Bullion for immediate delivery climbed as much as 0.4 per cent to US$1,248.31 an ounce and traded at US$1,247.86 at 10:52 am in Singapore, according to Bloomberg generic pricing.
The metal has moved less than US$4 from the close on Friday when prices surged 2.7 per cent after a report that the US created the fewest jobs in almost six years, reducing expectations for a rise in borrowing costs.
Traders now see no chance of a rate hike at the Fed's June 14-15 meeting, down from odds of 24 per cent at the end of last month, with the probability of a move in July and September coming in at 18 per cent and 39 per cent, futures contracts indicate.

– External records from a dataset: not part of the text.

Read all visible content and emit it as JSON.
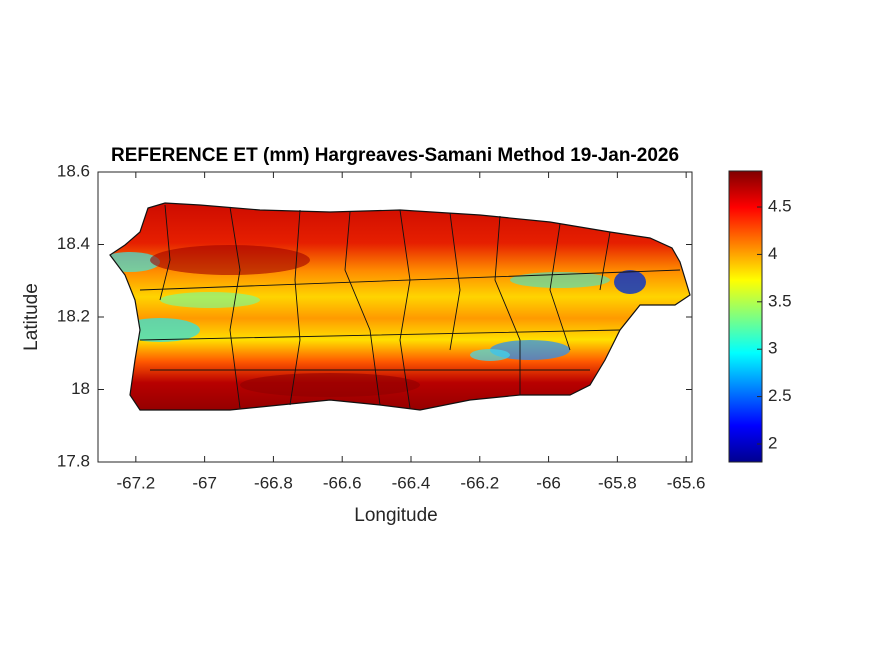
{
  "chart_data": {
    "type": "map",
    "title": "REFERENCE ET (mm) Hargreaves-Samani Method  19-Jan-2026",
    "x_label": "Longitude",
    "y_label": "Latitude",
    "xlim": [
      -67.31,
      -65.583
    ],
    "ylim": [
      17.8,
      18.6
    ],
    "xticks": [
      -67.2,
      -67,
      -66.8,
      -66.6,
      -66.4,
      -66.2,
      -66,
      -65.8,
      -65.6
    ],
    "yticks": [
      17.8,
      18,
      18.2,
      18.4,
      18.6
    ],
    "colorbar_lim": [
      1.81,
      4.88
    ],
    "colorbar_ticks": [
      2,
      2.5,
      3,
      3.5,
      4,
      4.5
    ],
    "colormap": "jet"
  }
}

The People's Bank of China left gold reserves at the same level as in April, prompting concern that physical demand may be weakening. A gauge of the US dollar fell to the lowest level since May 6.
"Until the Fed makes a decision next week, we don't expect much movement in gold," Brian Lan, managing director of Singapore-based GoldSilver Central Pte, said by e-mail.
Investors will continue to monitor China's gold reserves to see if the break from buying was a one-off occurrence, but the pause may provide a signal that physical demand is slowing, Mr Lan said.
Gold probably has bottomed and will be supported by the abundance of risk in the coming months from a potential British exit from the European Union and US monetary policy to Spanish and US elections, according to Clive Burstow, who helps manage US$35 billion at Baring Asset Management Ltd in London.